PCA

The problem PCA solves

High-dimensional data is hard to work with — it is slow to train on, hard to visualize, and often noisy. Many features in a real dataset measure overlapping things. A survey with 50 questions about political views likely has far fewer than 50 truly independent dimensions — the questions cluster into a handful of underlying themes.

Principal Component Analysis (PCA) finds the directions in which the data varies the most and projects the data onto those directions, producing a compact representation that retains as much information as possible.

The core idea: directions of maximum variance

Variance is information. A feature that barely changes across examples tells you almost nothing to distinguish them. PCA finds the directions — called principal components — along which the data spreads the most, and uses those as the new coordinate axes.

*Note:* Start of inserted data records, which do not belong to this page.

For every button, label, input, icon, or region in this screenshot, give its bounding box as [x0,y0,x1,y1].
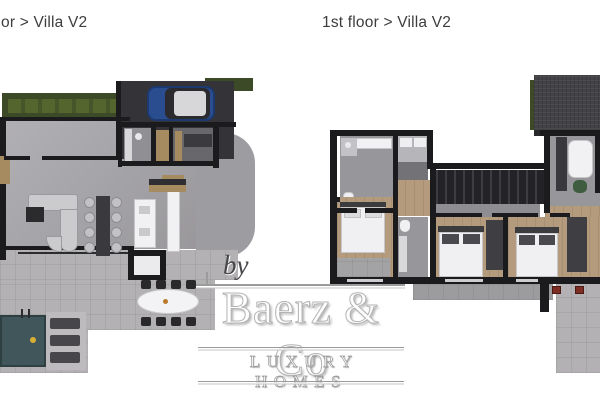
storage-box [400,138,412,147]
wall-segment [432,213,482,217]
brand-watermark: by Baerz & Co LUXURY HOMES [195,248,407,390]
outdoor-chair [575,286,584,294]
wall-segment [508,213,538,217]
pillow [442,234,459,244]
window [516,279,538,282]
staircase [436,170,544,204]
wall-segment [330,130,433,136]
wall-segment [365,208,395,213]
watermark-tagline-text: LUXURY HOMES [195,352,407,392]
wall-segment [550,213,570,217]
roof-terrace [556,282,600,373]
wardrobe [567,210,587,272]
shower-drain [345,142,351,148]
wall-segment [595,133,600,193]
window [445,279,483,282]
watermark-by-text: by [223,250,248,281]
wall-segment [540,277,600,284]
wall-segment [427,163,549,169]
outdoor-chair [552,286,561,294]
wall-segment [544,133,550,213]
watermark-rule [198,347,404,348]
bathroom-cabinet [556,137,567,191]
toilet [400,220,410,232]
storage-box [414,138,426,147]
hallway-floor [396,180,430,216]
watermark-rule [198,381,404,382]
pillow [519,235,535,245]
pillow [463,234,480,244]
wall-segment [337,208,357,213]
wall-segment [430,169,436,283]
roof-canopy [534,75,600,133]
floor-plan-page: or > Villa V2 1st floor > Villa V2 [0,0,600,400]
vanity [352,138,392,149]
bathtub [568,140,593,178]
wall-segment [540,284,549,312]
stool [573,180,587,193]
balcony [413,282,553,300]
wall-segment [503,213,508,283]
wall-segment [330,197,340,202]
wardrobe [486,220,504,270]
pillow [539,235,555,245]
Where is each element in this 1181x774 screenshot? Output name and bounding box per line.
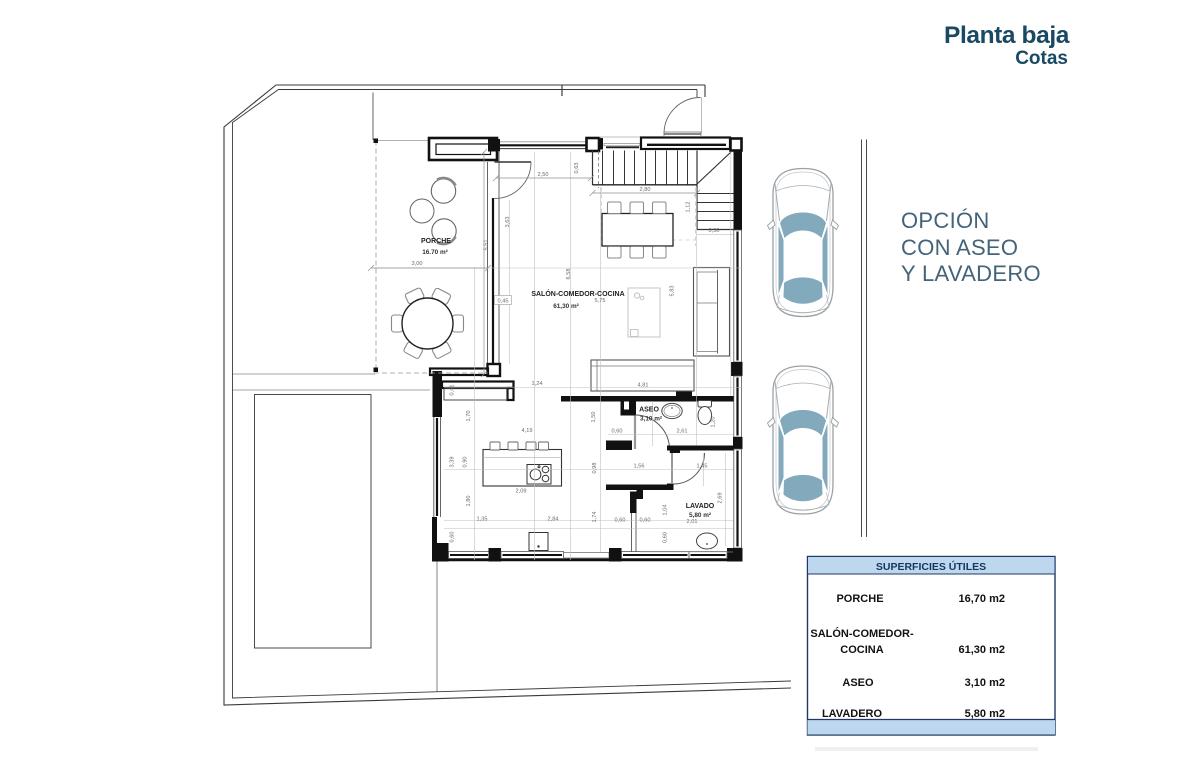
svg-text:1,80: 1,80 [466,496,472,507]
svg-text:OPCIÓN: OPCIÓN [901,208,990,233]
svg-text:2,69: 2,69 [718,493,724,504]
svg-text:3,63: 3,63 [505,217,511,228]
svg-text:SUPERFICIES ÚTILES: SUPERFICIES ÚTILES [876,560,986,573]
svg-text:ASEO: ASEO [639,407,659,414]
svg-text:Cotas: Cotas [1015,48,1068,69]
svg-text:1,74: 1,74 [592,512,598,523]
svg-text:ASEO: ASEO [842,677,874,689]
svg-text:0,45: 0,45 [498,299,509,305]
svg-text:6,58: 6,58 [566,269,572,280]
svg-text:LAVADERO: LAVADERO [822,708,883,720]
svg-text:0,90: 0,90 [463,457,469,468]
svg-text:LAVADO: LAVADO [686,503,715,510]
svg-text:2,80: 2,80 [640,187,651,193]
svg-text:1,70: 1,70 [466,411,472,422]
svg-text:SALÓN-COMEDOR-COCINA: SALÓN-COMEDOR-COCINA [531,289,624,298]
svg-text:1,24: 1,24 [532,381,543,387]
svg-text:2,09: 2,09 [516,489,527,495]
svg-text:2,01: 2,01 [687,519,698,525]
svg-text:5,75: 5,75 [595,298,606,304]
svg-text:16.70 m²: 16.70 m² [422,249,448,256]
svg-text:PORCHE: PORCHE [421,238,451,245]
svg-text:5,80 m2: 5,80 m2 [965,708,1005,720]
svg-text:0,60: 0,60 [663,532,669,543]
svg-text:61,30 m2: 61,30 m2 [959,644,1005,656]
svg-text:0,60: 0,60 [450,532,456,543]
svg-text:2,61: 2,61 [677,429,688,435]
svg-text:Planta baja: Planta baja [944,22,1070,49]
svg-text:4,81: 4,81 [638,383,649,389]
svg-text:0,60: 0,60 [640,518,651,524]
svg-text:0,63: 0,63 [574,163,580,174]
svg-text:1,50: 1,50 [591,412,597,423]
svg-text:1,12: 1,12 [686,202,692,213]
svg-text:3,10 m²: 3,10 m² [640,416,662,423]
svg-text:2,84: 2,84 [548,517,559,523]
svg-text:61,30 m²: 61,30 m² [553,303,579,310]
svg-text:3,00: 3,00 [412,261,423,267]
svg-text:0,50: 0,50 [709,228,720,234]
svg-text:5,80 m²: 5,80 m² [689,512,711,519]
svg-text:1,45: 1,45 [697,464,708,470]
svg-text:16,70 m2: 16,70 m2 [959,593,1005,605]
svg-text:0,41: 0,41 [450,385,456,396]
svg-text:0,98: 0,98 [592,463,598,474]
svg-text:1,35: 1,35 [477,517,488,523]
svg-text:Y LAVADERO: Y LAVADERO [901,261,1041,286]
svg-text:1,20: 1,20 [711,417,717,428]
svg-text:0,60: 0,60 [615,518,626,524]
svg-text:3,10 m2: 3,10 m2 [965,677,1005,689]
svg-text:2,50: 2,50 [538,172,549,178]
svg-text:5,83: 5,83 [670,286,676,297]
svg-text:4,19: 4,19 [522,428,533,434]
svg-text:PORCHE: PORCHE [836,593,883,605]
svg-text:1,04: 1,04 [663,505,669,516]
svg-text:SALÓN-COMEDOR-: SALÓN-COMEDOR- [810,627,914,640]
svg-text:5,51: 5,51 [484,240,490,251]
svg-text:CON ASEO: CON ASEO [901,235,1018,260]
svg-text:0,60: 0,60 [612,429,623,435]
svg-text:1,56: 1,56 [634,464,645,470]
svg-text:COCINA: COCINA [840,644,883,656]
svg-text:3,39: 3,39 [450,457,456,468]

The first principal component (PC1) is the direction of maximum variance. The second (PC2) is the direction of maximum remaining variance that is perpendicular to PC1. Each subsequent component is perpendicular to all previous ones and captures the most remaining variance.

The procedure

Center the data. Subtract the mean of each feature. PCA requires zero-mean data.
Standardize (usually). Divide by the standard deviation of each feature so no feature dominates due to scale.
Compute the covariance matrix $\Sigma = \frac{1}{m} X^T X$ .
Find the eigenvectors and eigenvalues of $\Sigma$ . Sort by eigenvalue, largest first.
Choose the top $k$ eigenvectors as the new axes.
Project the data onto those axes: $Z = XW$ , where $W$ contains the top $k$ eigenvectors as columns.

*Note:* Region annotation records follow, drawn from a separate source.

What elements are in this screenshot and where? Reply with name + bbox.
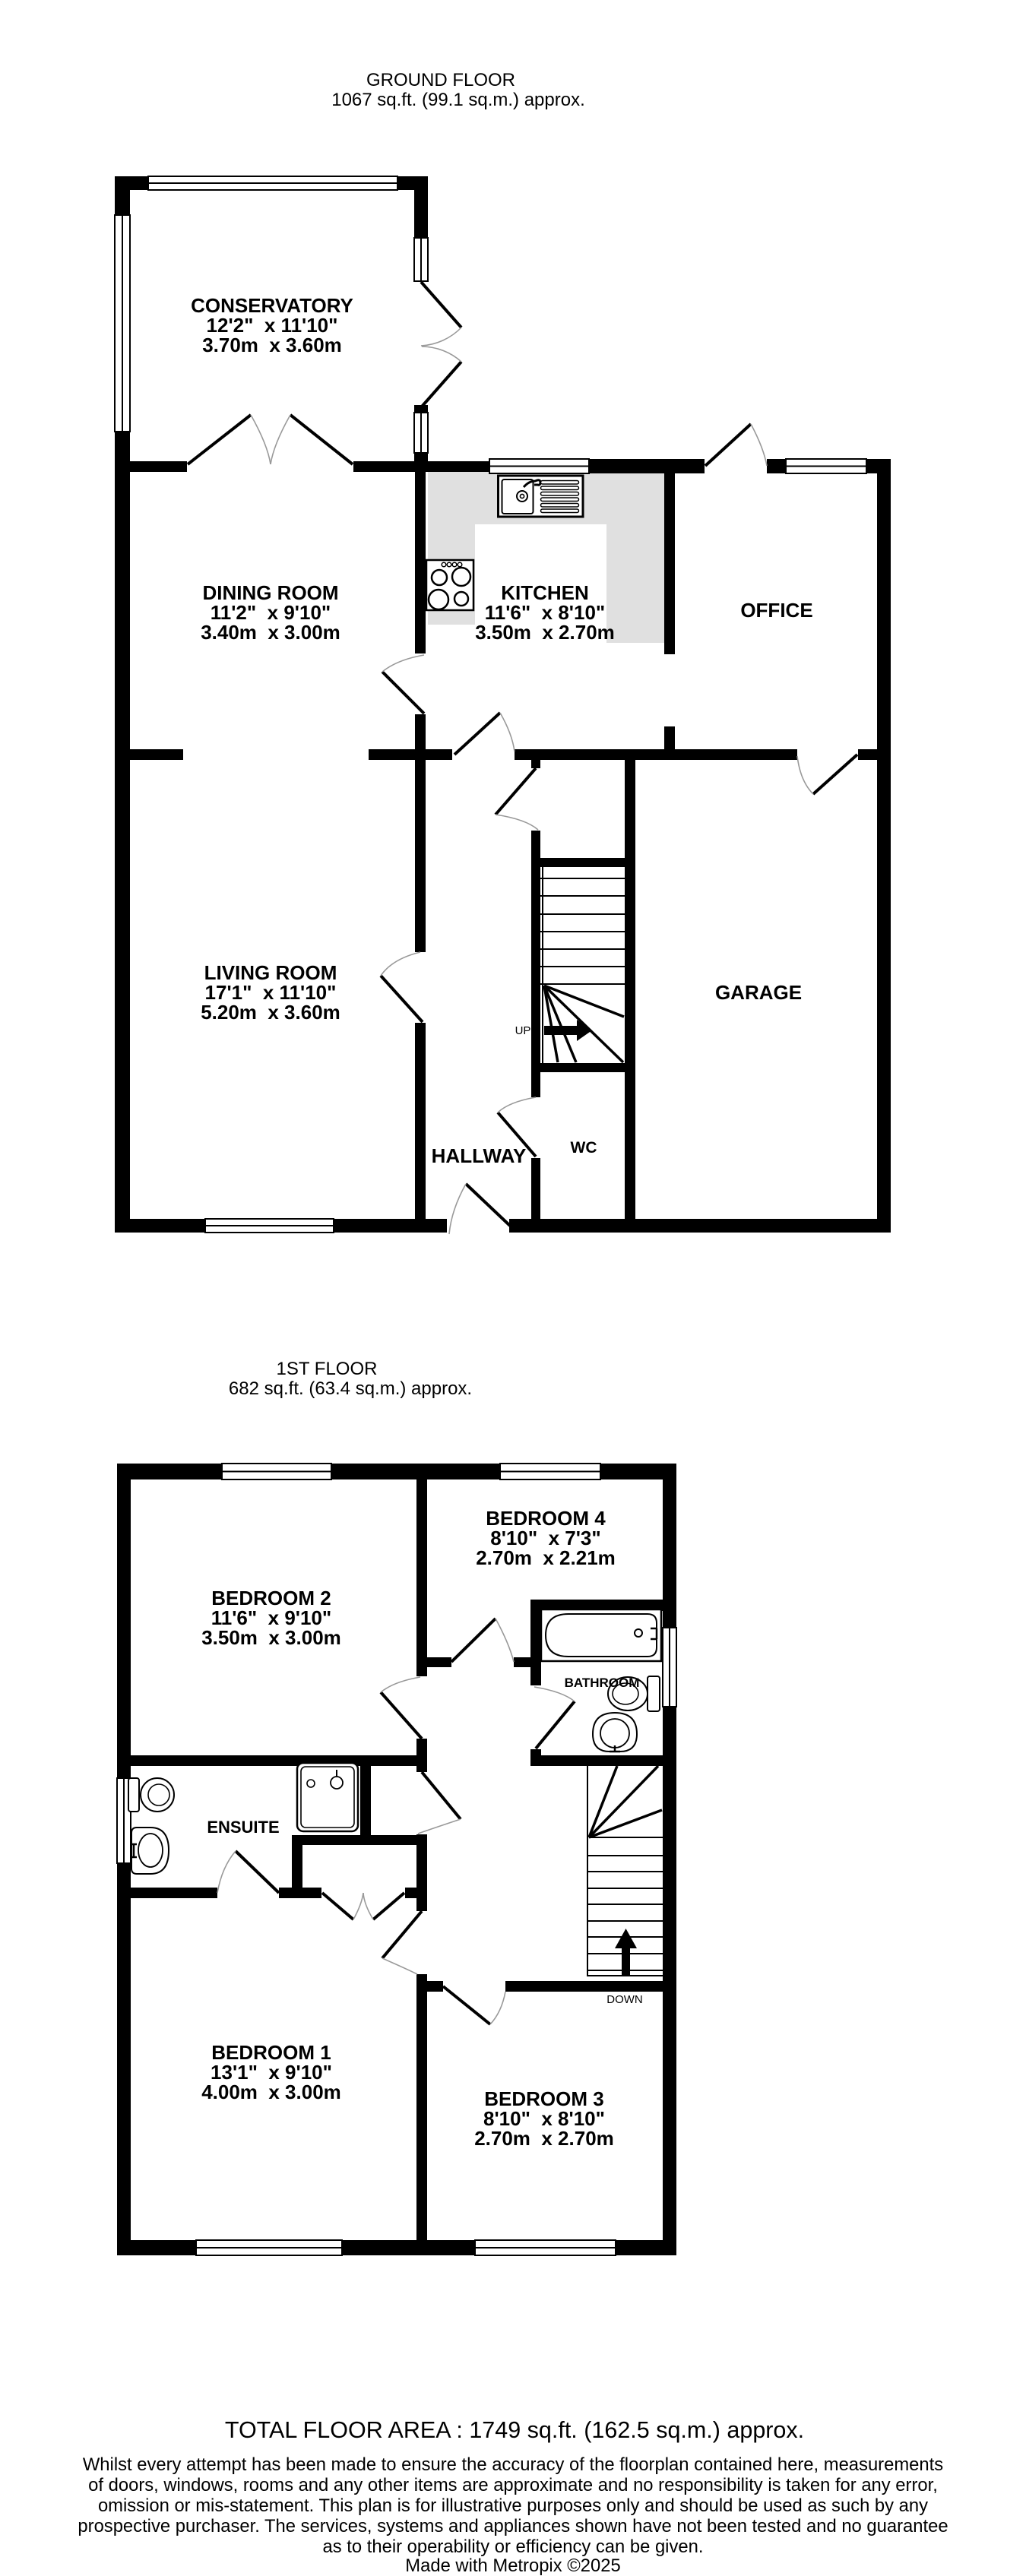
svg-text:3.50m x 3.00m: 3.50m x 3.00m: [201, 1626, 341, 1649]
svg-text:1ST FLOOR: 1ST FLOOR: [277, 1359, 378, 1379]
svg-text:OFFICE: OFFICE: [740, 599, 812, 622]
svg-text:682 sq.ft. (63.4 sq.m.) approx: 682 sq.ft. (63.4 sq.m.) approx.: [229, 1378, 472, 1399]
svg-text:1067 sq.ft. (99.1 sq.m.) appro: 1067 sq.ft. (99.1 sq.m.) approx.: [331, 90, 585, 110]
svg-text:2.70m x 2.70m: 2.70m x 2.70m: [474, 2127, 614, 2150]
svg-text:2.70m x 2.21m: 2.70m x 2.21m: [476, 1546, 616, 1569]
svg-text:Made with Metropix ©2025: Made with Metropix ©2025: [405, 2555, 620, 2576]
svg-text:as to their operability or eff: as to their operability or efficiency ca…: [323, 2536, 704, 2557]
svg-text:GROUND FLOOR: GROUND FLOOR: [366, 70, 515, 90]
svg-text:3.70m x 3.60m: 3.70m x 3.60m: [202, 334, 342, 356]
svg-text:UP: UP: [515, 1024, 531, 1037]
svg-text:GARAGE: GARAGE: [715, 981, 802, 1004]
svg-text:BATHROOM: BATHROOM: [565, 1676, 640, 1690]
svg-text:4.00m x 3.00m: 4.00m x 3.00m: [201, 2081, 341, 2103]
svg-text:DOWN: DOWN: [606, 1993, 643, 2006]
svg-text:5.20m x 3.60m: 5.20m x 3.60m: [201, 1001, 340, 1024]
svg-text:of doors, windows, rooms and a: of doors, windows, rooms and any other i…: [88, 2475, 938, 2495]
svg-text:prospective purchaser. The ser: prospective purchaser. The services, sys…: [78, 2516, 948, 2536]
svg-text:Whilst every attempt has been: Whilst every attempt has been made to en…: [83, 2454, 943, 2475]
svg-text:WC: WC: [571, 1139, 597, 1157]
svg-text:3.40m x 3.00m: 3.40m x 3.00m: [201, 621, 340, 644]
svg-text:TOTAL FLOOR AREA : 1749 sq.ft.: TOTAL FLOOR AREA : 1749 sq.ft. (162.5 sq…: [225, 2417, 804, 2443]
svg-text:HALLWAY: HALLWAY: [432, 1144, 527, 1167]
svg-text:omission or mis-statement. Thi: omission or mis-statement. This plan is …: [98, 2495, 928, 2516]
svg-text:ENSUITE: ENSUITE: [207, 1818, 279, 1837]
svg-text:3.50m x 2.70m: 3.50m x 2.70m: [475, 621, 615, 644]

In practice, PCA is computed via Singular Value Decomposition (SVD) directly on the data matrix rather than explicitly forming the covariance matrix — it is numerically more stable and efficient.

What you get

After PCA, each training example is represented by $k$ numbers (its scores along each principal component) instead of the original $n$ features. The new features are:

Uncorrelated — the principal components are orthogonal by construction.
Ordered by variance — PC1 explains more variance than PC2, which explains more than PC3, and so on.
Linear combinations of the original features — each component is a weighted sum of the original variables.

A simple example

Imagine data points scattered in 2D where height and weight are both measured. These two features are strongly correlated — taller people tend to weigh more. PCA would find that most variance lies along a diagonal axis (a blend of height and weight, roughly "overall body size"), with little variance perpendicular to it. Projecting onto just that one axis captures most of the information in both original features.

What PCA does not do

PCA is unsupervised — it ignores labels. It finds directions of maximum variance, not directions that are most predictive of the target. The most variable directions and the most predictive directions can be completely different. If the signal you care about lies in a low-variance dimension, PCA will discard it.